Odger also was an active Boy Scout troop leader and a director of both the Hopewell Township Volunteer Fire Department and Hopewell Firemen's Relief Association. The fire department was created in 1940, four years after the Miners moved there, after a major fire occurred on South Heights Road. Two years later, in 1942, the department members pooled their funds to purchase two old fire trucks from the Aliquippa Fire Department -- a 1916 Brockway and 1918 American LaFrance. According to Aliquippa historian Gino Piroli, a columnist with the Beaver County Times, the fire department was the unofficial center of the local Republican party during those years. Seen here, Odger stands second from right on the running board of the Brockway truck, along with Hopewell volunteer firemen Lester Ramsey, Clyde Spieker, Walter Ramsey and R. Lee Ramsey. 
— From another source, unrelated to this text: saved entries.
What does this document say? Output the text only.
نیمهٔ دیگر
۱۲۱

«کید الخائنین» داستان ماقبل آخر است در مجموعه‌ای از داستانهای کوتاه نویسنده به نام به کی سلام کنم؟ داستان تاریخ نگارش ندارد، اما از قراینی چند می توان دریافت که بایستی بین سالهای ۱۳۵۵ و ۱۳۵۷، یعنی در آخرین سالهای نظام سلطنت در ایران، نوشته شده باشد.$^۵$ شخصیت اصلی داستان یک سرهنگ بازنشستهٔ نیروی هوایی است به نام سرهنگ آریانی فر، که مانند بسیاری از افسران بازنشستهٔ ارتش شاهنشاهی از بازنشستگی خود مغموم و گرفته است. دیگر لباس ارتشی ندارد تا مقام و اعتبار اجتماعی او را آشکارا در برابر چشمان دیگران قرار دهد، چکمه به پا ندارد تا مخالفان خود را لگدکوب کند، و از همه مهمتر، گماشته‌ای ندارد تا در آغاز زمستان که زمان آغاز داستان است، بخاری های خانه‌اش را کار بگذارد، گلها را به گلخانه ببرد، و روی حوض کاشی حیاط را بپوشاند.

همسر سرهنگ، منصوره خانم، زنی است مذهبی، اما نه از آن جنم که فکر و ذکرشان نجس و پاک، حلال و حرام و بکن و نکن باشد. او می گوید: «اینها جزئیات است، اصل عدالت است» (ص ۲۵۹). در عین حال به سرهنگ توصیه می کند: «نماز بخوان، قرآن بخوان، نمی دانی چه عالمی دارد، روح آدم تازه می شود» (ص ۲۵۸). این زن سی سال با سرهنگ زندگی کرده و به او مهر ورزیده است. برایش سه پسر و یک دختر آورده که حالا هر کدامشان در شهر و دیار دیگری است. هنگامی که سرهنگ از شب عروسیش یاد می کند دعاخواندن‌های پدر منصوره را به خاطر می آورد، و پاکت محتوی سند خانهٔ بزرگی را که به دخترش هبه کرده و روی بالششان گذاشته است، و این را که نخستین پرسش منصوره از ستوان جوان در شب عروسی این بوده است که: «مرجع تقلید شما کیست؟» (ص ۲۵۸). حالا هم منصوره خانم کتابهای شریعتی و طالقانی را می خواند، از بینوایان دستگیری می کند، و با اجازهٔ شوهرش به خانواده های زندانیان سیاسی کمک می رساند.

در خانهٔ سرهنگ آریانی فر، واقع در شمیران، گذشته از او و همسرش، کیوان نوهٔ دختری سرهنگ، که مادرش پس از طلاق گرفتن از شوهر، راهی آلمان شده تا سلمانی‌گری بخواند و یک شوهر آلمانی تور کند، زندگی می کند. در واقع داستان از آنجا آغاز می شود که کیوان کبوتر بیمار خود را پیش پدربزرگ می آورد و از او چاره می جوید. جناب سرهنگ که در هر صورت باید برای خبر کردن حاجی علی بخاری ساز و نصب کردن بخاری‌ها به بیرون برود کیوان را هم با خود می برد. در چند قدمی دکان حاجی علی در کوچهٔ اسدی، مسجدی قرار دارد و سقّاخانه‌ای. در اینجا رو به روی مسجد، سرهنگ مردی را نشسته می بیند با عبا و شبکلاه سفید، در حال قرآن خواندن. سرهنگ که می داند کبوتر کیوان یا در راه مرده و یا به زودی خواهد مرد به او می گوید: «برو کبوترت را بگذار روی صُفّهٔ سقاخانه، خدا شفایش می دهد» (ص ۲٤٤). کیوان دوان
(The Brockway fire truck image was the Minerd.com "Photo of the Month" for April 2014 and was further reprinted by the Beaver County (PA) Times as part of its "Vintage Views" feature on April 28, 2014.)

An actual fire hall building was constructed in 1945 at the corner of Brodhead Road and McKinley Avenue, just down the street from the Miners' dwelling at 3006 McKinley. As a boy, the founder of this website attended fish fries and an auction at the fire hall over the years.

The Hopewell firemen knew how to poke fun at themselves during parades. They would place a box of old engine parts in a compartment in the engine area of the truck. When driving up to the judging stand, one of them would pull a string causing the parts to fall to the ground with a loud clattering sound, and another would make the truck backfire, adding more sound effects. Then they would run to the front of the truck, gather back all of the parts, and continue driving along. The stunt was guaranteed to amuse spectators, time after time.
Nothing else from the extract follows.